Читаем Транскрипции программы Один с сайта «Эхо Москвы». 2015 полностью

Я считаю, что травят не слабого; травят сильного, чтобы он не стал лидером. Все случаи травли, которые я наблюдал, были по этой схеме. Это не значит, что я себя позиционирую как сильного. Это просто значит, что… Понимаете, считается неприличным признаваться в травли. Считается, что если человека травили — значит, он был слаб и не умел за себя постоять. Постоять за себя одному против всех невозможно. Но травля — это знак качества всё-таки. Если человек прошёл через травлю (или во всяком случае через непонимание сверстников, как Набоков) — это знак качества всё-таки. Хочу утешить всех, кто от этого страдает.

«По моим наблюдениям, современный мир стремительно меняется. Я это связываю с огромным количеством доступной информации. Если упростить, Ломоносов дошёл бы из Архангельска в Москву в тысячу раз медленнее». Ну да, справедливо. А может быть, ему и не надо было бы идти. Может быть, он благодаря Интернету там всему бы научился — и не потребовалось бы никуда идти.

«Поясните своё отношение к Марселю Прусту».

У меня остаётся три минуты, и я сейчас буду его пояснять. Когда Бунин искренне сказал Берберовой, что он не понимает, как можно любить Пруста, а Берберова в свою очередь не поняла, как можно его не любить, и сказала, что «он писатель вашего класса» (а про себя подумала «а может быть, и лучше»), — я в этом диалоге, конечно, на стороне Бунина, потому что Берберова всегда стремилась поспевать за прогрессом, ей это казалось хорошо. А не всегда хорошо поспевать за прогрессом. Я не очень люблю Пруста. Правда, кто я такой, чтобы его любить или не любить? Это ужасно скучно, вяло, многословно. То, что мне кажется тонкостью, невероятной подробностью какой-то — по-моему, это паутина из слов какая-то. Это проза абсолютно мне чуждая, я никогда не мог её читать — даже в прекрасных переводах Елены Баевской, которой я передаю привет большой. Ну не могу я это читать просто! Это очень нравится Кушнеру. Я понимаю, что Кушнер, безусловно, человек более продвинутый и более авторитетный, и я выражаю ему свой восторг и благодарность.

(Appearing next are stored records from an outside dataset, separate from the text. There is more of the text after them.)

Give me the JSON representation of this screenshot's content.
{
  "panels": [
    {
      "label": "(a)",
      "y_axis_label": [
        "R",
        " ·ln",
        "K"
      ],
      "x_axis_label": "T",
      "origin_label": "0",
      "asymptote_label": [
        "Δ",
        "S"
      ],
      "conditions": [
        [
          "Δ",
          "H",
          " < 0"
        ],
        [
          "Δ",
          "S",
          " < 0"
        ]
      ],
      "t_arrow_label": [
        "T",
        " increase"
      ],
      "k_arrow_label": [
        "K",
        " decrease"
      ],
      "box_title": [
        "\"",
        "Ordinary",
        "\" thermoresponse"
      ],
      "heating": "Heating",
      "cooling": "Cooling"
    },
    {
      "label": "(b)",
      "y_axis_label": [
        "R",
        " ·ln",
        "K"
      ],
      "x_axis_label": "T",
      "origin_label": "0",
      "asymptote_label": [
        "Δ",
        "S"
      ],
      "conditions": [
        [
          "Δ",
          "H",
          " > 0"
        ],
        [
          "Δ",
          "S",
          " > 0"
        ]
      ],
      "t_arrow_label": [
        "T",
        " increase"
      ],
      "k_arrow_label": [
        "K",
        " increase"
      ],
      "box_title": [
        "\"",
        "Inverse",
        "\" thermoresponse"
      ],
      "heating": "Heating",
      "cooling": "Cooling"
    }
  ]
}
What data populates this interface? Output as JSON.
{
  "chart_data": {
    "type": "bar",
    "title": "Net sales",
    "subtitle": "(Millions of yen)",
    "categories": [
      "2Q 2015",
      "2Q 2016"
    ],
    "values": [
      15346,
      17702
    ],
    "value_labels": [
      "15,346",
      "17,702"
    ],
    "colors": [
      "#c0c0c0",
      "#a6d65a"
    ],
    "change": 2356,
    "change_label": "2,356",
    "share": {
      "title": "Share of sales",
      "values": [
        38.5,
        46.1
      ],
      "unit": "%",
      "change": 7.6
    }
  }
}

«Дарт Вейдер — это не англизированный ефремовский Дар Ветер? Я имею в виду заимствование имени». Да об этом тысячу раз писали.

«Вы не раз упоминали авторов, выписавших в свои произведения собственные боль, страх, драму — и тем самым освободившихся от них. Но не передаётся ли этот негатив читателям? Может быть, кто-то несчастный носит в себе всё то, что вы выплеснули на страницы «Эвакуатора»?» Простите, на страницах «Эвакуатора» находится всё-таки некоторая сыворотка от этих ощущений, поэтому я думаю, что это не вредная книга. В конце концов, это книга о преодолении этого синдрома, иначе я бы просто её не написал.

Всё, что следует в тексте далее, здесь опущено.